I know I biassed in saying this – but I truly admire the work my husband Scott does. He’s a really clever, intuitive and brilliant graphic designer who just ‘get’s it’ every time.
Can you list for us 5 resources across any media you turn to when in need of a bolt of creative inspiration for a new brief or new project?
I rely quite heavily on the internet for creative inspiration. Whilst it’s a bottomless pit of goodness, I often pine for an 8th day in the week to spend out in the ‘real world’ wandering the streets. That kind of time to meander is a serious luxury I don’t have BUT I do have a seriously big bookmark collection on my laptop and countless folders on my desktop, where I catalogue images for different applications – materials, textures, interiors, VM etc.
There are a few blogs I visit daily without exception and TDF is the first blog I check in the morning, I check in on Convoy, Home NYC quite often, then there’s the likes of Emma’s Design Blog, Styl.In, French By Design, Elle Interior. I subscribe to a lot of interiors magazines, my two favourites would have to be Inside Out and World of Interiors.
What would be your dream creative project?

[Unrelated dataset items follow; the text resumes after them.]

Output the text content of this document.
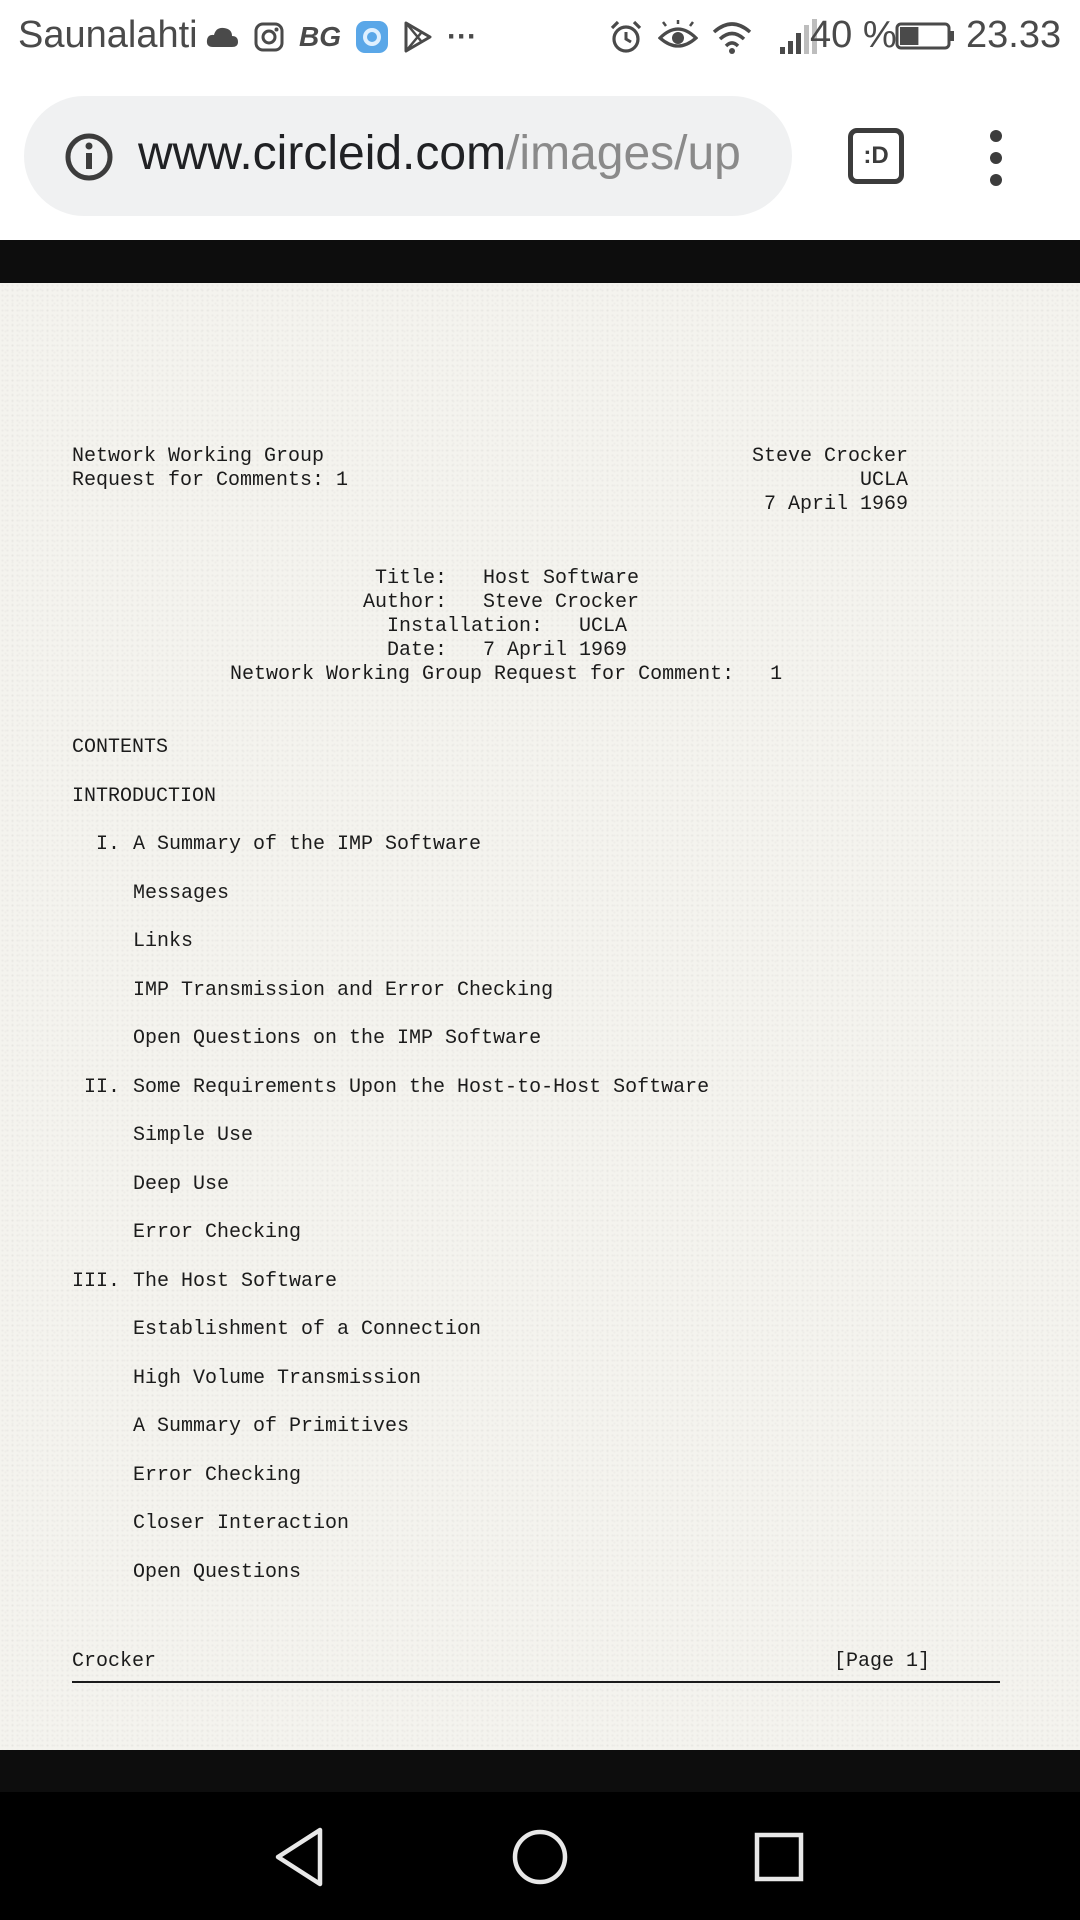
Saunalahti	BG	···	40 % 23.33
www.circleid.com/images/up	:D
Network Working Group
Request for Comments: 1
Steve Crocker
UCLA
7 April 1969
Title:   Host Software
Author:   Steve Crocker
Installation:   UCLA
Date:   7 April 1969
Network Working Group Request for Comment:   1
CONTENTS
INTRODUCTION
I. A Summary of the IMP Software
Messages
Links
IMP Transmission and Error Checking
Open Questions on the IMP Software
II. Some Requirements Upon the Host-to-Host Software
Simple Use
Deep Use
Error Checking
III. The Host Software
Establishment of a Connection
High Volume Transmission
A Summary of Primitives
Error Checking
Closer Interaction
Open Questions
Crocker	[Page 1]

To design a beach house for my family. Something that sits sympathetically amongst nature, has large open spaces for friends and family to congregate in, and a very private sleeping area for the kids to go to bed in peace and quiet while the grown ups hang out. It’s in my ten year plan. Oh, and a hotel in a faraway location.
What are you looking forward to ?
A sleep in.
You favourite fossicking spots in Melbourne for furniture and home accessories?
Where to start and where to end…? Fenton & Fenton for colourful and bold pieces, Izzi & Popo for brocante, Hub Furniture, Market Import to name but a few. Most of all I love getting out of Melbourne and fossickng through the country antique markets, I love the thrill of the hunt and finding diamonds in the rough.
What and where was the last great meal you ate in Melbourne?
I don’t get out much these days, so it’s lucky that my husband is a seriously good cook. His fish tacos with a cold Pacifico beer are pretty amazing. The last great meal I had out was at Golden Fields.
Where would we find you on a typical Saturday morning?
Pushing Alexander on the swing in the front yard, watering the garden – then off to get a coffee and most likely a trip to the hardware store.
Melbourne’s best kept secret?
K7 Vintage Wares – Kylie is so lovely and helpful and if on the off chance she doesn’t have what you’re looking for, she’ll endeavour to find it for you.